Danach kommt man auf die unvorstellbaren Kosten zu sprechen, die mit der Haltung von Pferden einhergehen. Zuerst einmal erzählt man dem Kind, dass weder Schmied noch Futtermittelhändler so etwas wie eine Flatrate kennen. Außerdem kann man Heu und Stroh nicht kostenlos im Internet von einer obskuren Seite herunterladen, weil die Filmgesellschaft der RCG bereits alle Raubkopien besitzt. Danach spricht man über die Schäden, die ein Pferd verursachen kann, und zeigt einige Fotos von der letzten Landung der Concorde herum. Außerdem machen Pferde grundsätzlich jeden Montag blau, was die Kosten für die Entschuldigungsschreiben des Tierarztes in ungeahnte Höhen schraubt.
Jeder Tag beginnt spätestens um sechs Uhr mit der Fütterung des Pferdes, weil es sonst den ganzen Tag schlechte Laune hat. Darin eingeschlossen sind auch die Sonntage, also jene Tage, von denen Kinder nicht einmal wissen, ob da die Sonne auch schon vor 14 Uhr aufgeht. Natürlich muss man auch nachts gegen drei Uhr einmal kurz aufstehen, um das Stroh unter dem Pferd aufzuschütteln, aber ohne es dabei auch nur unabsichtlich aufzuwecken, weil es sonst gleich wieder schlechte Laune hat. Ansonsten füttert man es am besten fünf Mal am Tag mit Dingen, die man als Kind ohne Zuckerguss und Geschmacksverstärker niemals essen würde.

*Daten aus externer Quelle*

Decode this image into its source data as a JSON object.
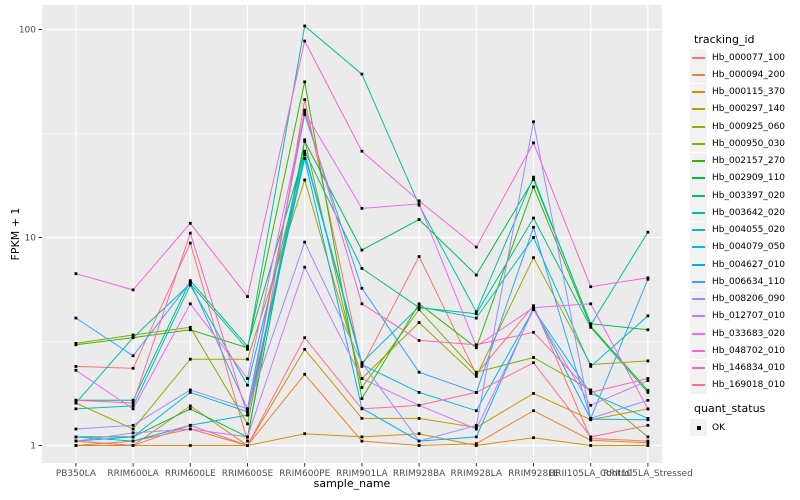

Ausgemistet wird mindestens zweimal am Tag, was auch wieder einige Stunden beansprucht, aber sonst hat das Pferd schlechte Laune. Sollte das Pferd dann ausnahmsweise einmal nicht lahmen und rein von der Laune her nicht indisponiert sein, dann könnte man sogar ausreiten, was aber auch wieder Blödsinn ist, weil man bestimmt wieder ein Eisen verliert oder sich das Pferd vertritt und gleich wieder lahmt. Außerdem sind Ausritte ziemlich kostspielig, weil das Pferd jedes Auto und jeden Jogger tritt, was dann auch wieder Geld kostet.
Manchmal werden Pferde auch krank und da sitzt man dann tagelang am Boxenrand und liest ihnen aus Black Beauty vor, bis sie endlich wieder gesund sind und schlechte Laune haben. Außerdem sterben Pferde, ganz im Gegensatz zu den virtuellen Freunden in obskuren Internetforen wie "Pferdefreunde Irgendwas". Das ist dann auch wieder ziemlich blöd, weil man den leblosen Körper nicht wegklicken kann, sondern eine Spezialfirma beauftragen muss, für richtiges Geld die Leiche zum nächsten McD zu schaffen.
Spätestens ab diesem Zeitpunkt sollte man von wässrigen Kinderaugen angesehen werden, denen endlich klar geworden ist, wie knapp sie einem furchtbaren Schicksal entronnen sind und wie wundervoll doch ein Leben mit Smartphone vor dem Fernseher ist. Hinterher gibt einem der Vater noch ein Bier aus, weil man eine fellbesetzte Katastrophe verhindert hat und fährt danach zu seinem Pferd zurück, das natürlich wieder schlechte Laune hat.